Tuesday, September 2, 2008

Roll on PIMA - 'Pac2theFuture'

IT'S countdown time again for the PIMA fono at AUT - this year's theme is "Pac2theFuture"! Aaron Taouma, Chris Lakatani and team are planning a big day with artists and the new media as well as a shakedown on life in the mainstream for Pasifika journos. Dawn Raid, King Kapisi and Onesian are in the frame. Great stuff. It's being planned for the AUT conference centre on October 10 with networking drinks after all the raves. More info over at PIMA's new look website and Google group. And watch for the AUT student journos on the scene, and John Pulu with BCS2 mates who are planning a video effort.

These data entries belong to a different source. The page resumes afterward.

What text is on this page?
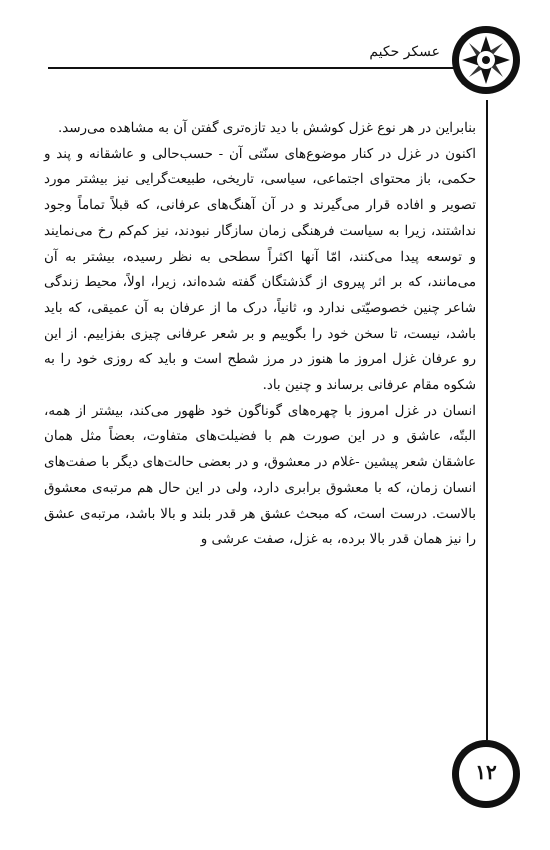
عسکر حکیم

بنابراین در هر نوع غزل کوشش با دید تازه‌تری گفتن آن به مشاهده می‌رسد.

اکنون در غزل در کنار موضوع‌های سنّتی آن - حسب‌حالی و عاشقانه و پند و حکمی، باز محتوای اجتماعی، سیاسی، تاریخی، طبیعت‌گرایی نیز بیشتر مورد تصویر و افاده قرار می‌گیرند و در آن آهنگ‌های عرفانی، که قبلاً تماماً وجود نداشتند، زیرا به سیاست فرهنگی زمان سازگار نبودند، نیز کم‌کم رخ می‌نمایند و توسعه پیدا می‌کنند، امّا آنها اکثراً سطحی به نظر رسیده، بیشتر به آن می‌مانند، که بر اثر پیروی از گذشتگان گفته شده‌اند، زیرا، اولاً، محیط زندگی شاعر چنین خصوصیّتی ندارد و، ثانیاً، درک ما از عرفان به آن عمیقی، که باید باشد، نیست، تا سخن خود را بگوییم و بر شعر عرفانی چیزی بفزاییم. از این رو عرفان غزل امروز ما هنوز در مرز شطح است و باید که روزی خود را به شکوه مقام عرفانی برساند و چنین باد.

انسان در غزل امروز با چهره‌های گوناگون خود ظهور می‌کند، بیشتر از همه، البتّه، عاشق و در این صورت هم با فضیلت‌های متفاوت، بعضاً مثل همان عاشقان شعر پیشین -غلام در معشوق، و در بعضی حالت‌های دیگر با صفت‌های انسان زمان، که با معشوق برابری دارد، ولی در این حال هم مرتبه‌ی معشوق بالاست. درست است، که مبحث عشق هر قدر بلند و بالا باشد، مرتبه‌ی عشق را نیز همان قدر بالا برده، به غزل، صفت عرشی و

۱۲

Last week's Media Diversity Forum, organised by the Human Rights Commission and the Pacific Media Centre on the Nga Wai o Horotiu marae (AUT), was a success with the highlights being Tagata Pasifika's Taualeo'o Stephen Stehlin and Asia Downunder's Bharat Jamnadas. Not too many palagi mainstream media movers, but plenty of Pasifika shakers ... and a host of brown students! None of the eight tenured palagi journalism staff from AUT were there - all "too busy" to get a fresh view outside the square. If j-schools can't set the pace, then what hope is there for changes out there in mahogany row? Fiji-born Jamnadas regaled the audience with amusing anecdotes of resistance in mainstream TV because of his "accent" and experiences, but gave an insightful account of the progress of a programme that leaves TV3's Sunrise, for example, for dead. His experiences echoed those of many Pacific journalists who have migrated to NZ from the region with strong reputations but battle to even get a look in with monocultural newsrooms. (And his story was picked up as lead "highlights" item on AMIC's Alternative Media portal in Singapore. Scoop also linked to the PMC coverage).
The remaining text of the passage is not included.